# State-County Table with Population Data

This notebook creates a comprehensive table of U.S. counties and states, enriched with population data. The data is sourced from the cleaned Bigfoot sightings dataset and supplemented with U.S. Census Bureau's ACS5 data for population statistics. 

---

## Objectives
1. Extract unique county-state pairs from the Bigfoot sightings dataset.
2. Use the Census API to fetch population data for all U.S. counties.
3. Combine the datasets and save the resulting table for future use.


In [None]:
# Get dependencies
import requests
import pandas as pd
import os
from dotenv import load_dotenv

# Obtain environment variables
load_dotenv()
CENSUS_API_KEY = os.getenv('CENSUS_API_KEY')

# load bigfoot data
bigfoot_coords = pd.read_json('../data/bigfoot_coordinates_clean_cols.json')

### Extract Unique County-State Pairs
From the Bigfoot dataset, extract unique combinations of counties and states.


In [None]:
county_df = bigfoot_coords[['county', 'state']].drop_duplicates(subset=['county','state'])

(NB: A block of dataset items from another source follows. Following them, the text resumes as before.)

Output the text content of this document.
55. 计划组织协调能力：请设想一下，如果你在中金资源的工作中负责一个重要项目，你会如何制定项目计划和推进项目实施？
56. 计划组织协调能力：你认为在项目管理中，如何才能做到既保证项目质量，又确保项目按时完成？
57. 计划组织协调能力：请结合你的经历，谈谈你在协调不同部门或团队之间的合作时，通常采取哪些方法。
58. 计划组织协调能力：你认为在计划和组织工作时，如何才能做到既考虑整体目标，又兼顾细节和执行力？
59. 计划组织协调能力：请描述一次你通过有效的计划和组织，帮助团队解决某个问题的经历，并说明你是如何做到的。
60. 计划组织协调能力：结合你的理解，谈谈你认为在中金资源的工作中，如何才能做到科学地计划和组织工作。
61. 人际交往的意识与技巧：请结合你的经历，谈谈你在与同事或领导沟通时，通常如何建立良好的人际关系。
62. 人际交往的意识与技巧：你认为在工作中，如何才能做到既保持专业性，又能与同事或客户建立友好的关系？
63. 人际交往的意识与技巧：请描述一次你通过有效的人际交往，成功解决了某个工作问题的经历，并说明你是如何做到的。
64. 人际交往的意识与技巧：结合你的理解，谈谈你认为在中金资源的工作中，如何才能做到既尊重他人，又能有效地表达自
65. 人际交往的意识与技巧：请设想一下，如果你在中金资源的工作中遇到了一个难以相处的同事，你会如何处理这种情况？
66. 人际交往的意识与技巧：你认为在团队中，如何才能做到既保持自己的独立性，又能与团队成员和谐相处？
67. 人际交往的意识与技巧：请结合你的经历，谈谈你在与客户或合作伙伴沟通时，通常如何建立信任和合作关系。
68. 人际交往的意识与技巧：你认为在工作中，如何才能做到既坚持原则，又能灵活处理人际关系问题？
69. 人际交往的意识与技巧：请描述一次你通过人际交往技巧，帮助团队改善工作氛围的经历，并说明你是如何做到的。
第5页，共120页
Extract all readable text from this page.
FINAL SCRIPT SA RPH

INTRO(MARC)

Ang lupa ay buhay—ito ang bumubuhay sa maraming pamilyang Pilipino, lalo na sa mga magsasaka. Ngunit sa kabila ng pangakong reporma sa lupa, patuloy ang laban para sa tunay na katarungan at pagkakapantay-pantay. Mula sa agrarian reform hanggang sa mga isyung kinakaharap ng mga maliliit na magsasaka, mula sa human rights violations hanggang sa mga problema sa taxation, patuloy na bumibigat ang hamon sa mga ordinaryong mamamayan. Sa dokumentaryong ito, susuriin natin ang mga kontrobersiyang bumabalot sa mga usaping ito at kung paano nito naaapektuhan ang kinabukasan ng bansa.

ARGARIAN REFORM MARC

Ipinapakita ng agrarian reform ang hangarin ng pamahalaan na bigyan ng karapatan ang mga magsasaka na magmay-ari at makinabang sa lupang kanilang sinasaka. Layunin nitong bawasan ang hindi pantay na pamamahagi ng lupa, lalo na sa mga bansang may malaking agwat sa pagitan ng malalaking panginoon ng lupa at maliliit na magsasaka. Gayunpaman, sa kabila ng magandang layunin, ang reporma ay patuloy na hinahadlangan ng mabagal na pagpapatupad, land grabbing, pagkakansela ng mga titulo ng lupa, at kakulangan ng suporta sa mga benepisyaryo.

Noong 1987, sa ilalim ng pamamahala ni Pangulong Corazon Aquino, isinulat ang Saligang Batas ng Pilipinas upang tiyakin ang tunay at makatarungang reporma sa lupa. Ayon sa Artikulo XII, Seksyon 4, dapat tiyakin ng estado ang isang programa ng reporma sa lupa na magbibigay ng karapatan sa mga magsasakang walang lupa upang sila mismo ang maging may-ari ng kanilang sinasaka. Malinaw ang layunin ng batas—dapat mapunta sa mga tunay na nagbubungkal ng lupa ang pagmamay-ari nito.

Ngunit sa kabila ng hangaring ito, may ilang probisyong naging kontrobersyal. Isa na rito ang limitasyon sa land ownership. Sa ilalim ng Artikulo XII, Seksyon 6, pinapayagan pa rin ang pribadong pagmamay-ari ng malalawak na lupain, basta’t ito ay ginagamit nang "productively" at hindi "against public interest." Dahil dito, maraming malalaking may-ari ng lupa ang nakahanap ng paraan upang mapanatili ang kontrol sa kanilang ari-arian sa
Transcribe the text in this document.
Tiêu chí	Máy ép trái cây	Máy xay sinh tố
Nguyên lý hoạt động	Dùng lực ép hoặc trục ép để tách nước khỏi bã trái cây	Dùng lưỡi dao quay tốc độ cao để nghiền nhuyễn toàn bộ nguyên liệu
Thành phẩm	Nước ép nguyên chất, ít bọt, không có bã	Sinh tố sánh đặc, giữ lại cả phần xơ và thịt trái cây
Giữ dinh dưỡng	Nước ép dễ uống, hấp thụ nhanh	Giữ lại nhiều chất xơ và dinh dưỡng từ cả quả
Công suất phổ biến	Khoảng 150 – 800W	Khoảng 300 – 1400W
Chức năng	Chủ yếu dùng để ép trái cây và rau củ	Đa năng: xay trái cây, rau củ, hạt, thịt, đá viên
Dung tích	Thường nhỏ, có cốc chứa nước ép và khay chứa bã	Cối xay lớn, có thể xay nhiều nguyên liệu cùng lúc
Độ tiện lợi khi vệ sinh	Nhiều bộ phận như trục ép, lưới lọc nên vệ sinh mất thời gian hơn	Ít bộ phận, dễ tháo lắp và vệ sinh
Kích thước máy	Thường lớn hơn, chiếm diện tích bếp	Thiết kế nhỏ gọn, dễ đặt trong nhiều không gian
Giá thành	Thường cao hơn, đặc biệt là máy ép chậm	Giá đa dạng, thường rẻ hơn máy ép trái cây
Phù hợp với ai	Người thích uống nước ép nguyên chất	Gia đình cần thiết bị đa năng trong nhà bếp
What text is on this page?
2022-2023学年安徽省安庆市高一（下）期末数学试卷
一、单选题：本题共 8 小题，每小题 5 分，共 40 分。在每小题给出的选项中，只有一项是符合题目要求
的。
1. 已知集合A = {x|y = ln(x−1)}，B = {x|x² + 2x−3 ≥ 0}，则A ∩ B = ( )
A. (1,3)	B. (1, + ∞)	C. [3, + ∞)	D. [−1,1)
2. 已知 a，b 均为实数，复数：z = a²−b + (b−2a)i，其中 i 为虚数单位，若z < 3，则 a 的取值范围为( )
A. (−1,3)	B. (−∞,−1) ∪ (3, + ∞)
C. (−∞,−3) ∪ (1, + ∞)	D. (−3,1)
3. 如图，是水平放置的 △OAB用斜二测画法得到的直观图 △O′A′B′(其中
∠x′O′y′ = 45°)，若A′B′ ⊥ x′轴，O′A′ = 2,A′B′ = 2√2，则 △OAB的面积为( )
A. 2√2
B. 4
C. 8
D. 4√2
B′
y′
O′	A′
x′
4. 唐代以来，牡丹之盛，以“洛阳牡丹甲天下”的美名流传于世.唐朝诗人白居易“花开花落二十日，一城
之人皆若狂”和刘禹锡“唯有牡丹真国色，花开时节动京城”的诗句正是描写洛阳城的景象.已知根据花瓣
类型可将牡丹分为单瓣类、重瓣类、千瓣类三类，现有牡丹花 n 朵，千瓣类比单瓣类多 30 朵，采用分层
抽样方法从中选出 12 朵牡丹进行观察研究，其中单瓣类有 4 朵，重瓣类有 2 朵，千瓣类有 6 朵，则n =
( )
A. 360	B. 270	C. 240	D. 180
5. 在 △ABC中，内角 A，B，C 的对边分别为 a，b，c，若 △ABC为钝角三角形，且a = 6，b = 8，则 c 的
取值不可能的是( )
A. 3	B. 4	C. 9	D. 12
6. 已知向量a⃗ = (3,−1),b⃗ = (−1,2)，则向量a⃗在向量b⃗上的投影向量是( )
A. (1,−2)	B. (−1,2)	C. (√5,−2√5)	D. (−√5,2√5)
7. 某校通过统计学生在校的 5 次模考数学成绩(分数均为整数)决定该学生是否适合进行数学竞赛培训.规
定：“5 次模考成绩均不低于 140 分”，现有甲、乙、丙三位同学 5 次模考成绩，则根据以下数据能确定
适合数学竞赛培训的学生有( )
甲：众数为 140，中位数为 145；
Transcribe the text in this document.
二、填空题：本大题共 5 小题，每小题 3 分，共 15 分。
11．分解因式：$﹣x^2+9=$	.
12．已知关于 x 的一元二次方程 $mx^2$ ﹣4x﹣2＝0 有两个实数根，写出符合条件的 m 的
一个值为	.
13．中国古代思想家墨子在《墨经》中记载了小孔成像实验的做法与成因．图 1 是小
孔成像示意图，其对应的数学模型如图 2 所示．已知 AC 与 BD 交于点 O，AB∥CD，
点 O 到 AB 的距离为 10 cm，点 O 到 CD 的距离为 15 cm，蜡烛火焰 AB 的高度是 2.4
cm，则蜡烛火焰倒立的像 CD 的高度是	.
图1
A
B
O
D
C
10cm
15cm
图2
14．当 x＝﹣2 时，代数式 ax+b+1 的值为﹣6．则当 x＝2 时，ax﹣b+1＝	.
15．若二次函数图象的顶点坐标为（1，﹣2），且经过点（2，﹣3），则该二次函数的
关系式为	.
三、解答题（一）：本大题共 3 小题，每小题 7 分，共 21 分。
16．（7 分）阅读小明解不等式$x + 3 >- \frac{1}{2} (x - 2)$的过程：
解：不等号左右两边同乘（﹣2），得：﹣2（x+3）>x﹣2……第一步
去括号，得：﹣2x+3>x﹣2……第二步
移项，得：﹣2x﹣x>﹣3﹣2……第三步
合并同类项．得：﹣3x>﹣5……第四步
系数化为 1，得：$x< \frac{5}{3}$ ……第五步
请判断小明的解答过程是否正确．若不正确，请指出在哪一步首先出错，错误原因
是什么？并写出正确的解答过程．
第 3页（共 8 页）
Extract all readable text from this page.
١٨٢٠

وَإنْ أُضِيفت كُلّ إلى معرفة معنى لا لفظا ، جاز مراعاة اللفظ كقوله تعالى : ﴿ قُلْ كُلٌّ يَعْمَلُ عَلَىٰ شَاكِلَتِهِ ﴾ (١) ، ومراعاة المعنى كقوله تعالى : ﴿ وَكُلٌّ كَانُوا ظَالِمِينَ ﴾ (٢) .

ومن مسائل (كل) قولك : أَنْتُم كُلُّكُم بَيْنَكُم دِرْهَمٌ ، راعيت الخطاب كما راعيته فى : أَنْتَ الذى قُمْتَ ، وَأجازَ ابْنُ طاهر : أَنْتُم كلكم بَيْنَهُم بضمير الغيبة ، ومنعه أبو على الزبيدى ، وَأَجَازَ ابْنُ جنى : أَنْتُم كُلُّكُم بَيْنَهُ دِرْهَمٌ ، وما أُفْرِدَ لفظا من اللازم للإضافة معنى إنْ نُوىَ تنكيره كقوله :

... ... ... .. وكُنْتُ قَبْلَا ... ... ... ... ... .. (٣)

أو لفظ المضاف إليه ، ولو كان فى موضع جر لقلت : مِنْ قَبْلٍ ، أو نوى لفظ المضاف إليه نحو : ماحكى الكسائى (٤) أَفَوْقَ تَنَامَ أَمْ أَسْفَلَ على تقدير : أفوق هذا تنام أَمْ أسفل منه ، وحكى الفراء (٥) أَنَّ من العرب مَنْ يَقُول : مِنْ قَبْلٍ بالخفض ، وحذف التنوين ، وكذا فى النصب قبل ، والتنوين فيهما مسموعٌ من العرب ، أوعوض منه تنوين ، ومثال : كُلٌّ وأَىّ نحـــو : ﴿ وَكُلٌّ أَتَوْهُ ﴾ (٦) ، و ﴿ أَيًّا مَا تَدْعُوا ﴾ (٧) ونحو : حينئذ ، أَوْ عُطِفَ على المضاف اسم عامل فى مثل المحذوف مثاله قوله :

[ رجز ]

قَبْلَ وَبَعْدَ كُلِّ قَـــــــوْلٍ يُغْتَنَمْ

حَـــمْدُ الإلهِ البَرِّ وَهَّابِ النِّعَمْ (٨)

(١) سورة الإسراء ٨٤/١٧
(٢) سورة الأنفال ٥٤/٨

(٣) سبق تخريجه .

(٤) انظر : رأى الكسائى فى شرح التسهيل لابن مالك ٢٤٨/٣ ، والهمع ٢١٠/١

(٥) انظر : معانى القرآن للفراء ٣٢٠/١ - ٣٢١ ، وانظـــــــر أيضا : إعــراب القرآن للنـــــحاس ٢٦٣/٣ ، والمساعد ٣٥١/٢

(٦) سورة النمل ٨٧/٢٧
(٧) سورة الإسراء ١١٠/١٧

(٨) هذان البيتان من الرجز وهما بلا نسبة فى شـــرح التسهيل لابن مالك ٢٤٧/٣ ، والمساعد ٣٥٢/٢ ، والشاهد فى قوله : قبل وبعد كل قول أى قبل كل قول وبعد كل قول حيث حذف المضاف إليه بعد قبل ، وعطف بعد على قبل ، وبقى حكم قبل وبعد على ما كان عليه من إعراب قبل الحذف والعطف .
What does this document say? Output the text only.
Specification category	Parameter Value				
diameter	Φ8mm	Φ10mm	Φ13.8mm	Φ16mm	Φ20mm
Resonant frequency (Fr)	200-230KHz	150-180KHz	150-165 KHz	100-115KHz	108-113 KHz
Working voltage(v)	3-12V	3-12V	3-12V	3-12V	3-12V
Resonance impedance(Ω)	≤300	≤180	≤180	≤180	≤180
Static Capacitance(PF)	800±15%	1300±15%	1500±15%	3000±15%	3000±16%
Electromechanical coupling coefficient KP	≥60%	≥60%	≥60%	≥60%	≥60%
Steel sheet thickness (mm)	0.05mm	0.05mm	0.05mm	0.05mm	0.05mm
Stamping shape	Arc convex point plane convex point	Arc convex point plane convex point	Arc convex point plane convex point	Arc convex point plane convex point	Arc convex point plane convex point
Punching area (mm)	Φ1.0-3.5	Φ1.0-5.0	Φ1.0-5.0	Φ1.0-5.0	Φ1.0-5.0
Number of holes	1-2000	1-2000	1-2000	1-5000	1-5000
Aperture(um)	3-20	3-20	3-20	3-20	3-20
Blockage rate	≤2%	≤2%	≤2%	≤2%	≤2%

### Fetching Population Data Using the Census API
Retrieve population data for all U.S. counties from the Census Bureau's ACS5 dataset. The response is converted into a DataFrame for further processing.

In [None]:
# API URL and params
api_url = "https://api.census.gov/data/2020/acs/acs5"
params = {
    "get": "NAME,B01003_001E",
    "for": "county:*",
    "key": CENSUS_API_KEY
}

# Make the API request
response = requests.get(api_url,params=params)

# check for successful connection
if response.status_code == 200:
    # Parse the JSON response
    data = response.json()

    # Create a DataFrame
    columns = data[0] # Column names
    rows = data[1:] # Data rows
    county_pop_df = pd.DataFrame(rows, columns=columns)

    # Cleanup  
    county_pop_df.rename(columns={
        "NAME": "name", 
        "B01003_001E": "population", 
        "state": "state_no",
        "county": "county_no" 
        }, inplace=True)
    county_pop_df['population'] = pd.to_numeric(county_pop_df['population'], errors='coerce')
    
    print(county_pop_df.head())


### Cleaning and Combining the Data

In [None]:
county_pop_df[['county', 'state']] = county_pop_df['name'].str.split(',', expand=True)
county_pop_df.head()
county_pop_df = county_pop_df[['state', 'county', 'population']]
county_pop_df.to_json('../data/county_populations.json', orient='records')

## Conclusion

This notebook successfully creates a clean table of counties and states with population data. The processed dataset is stored in `../data/county_populations.json` for further analysis and integration into other projects.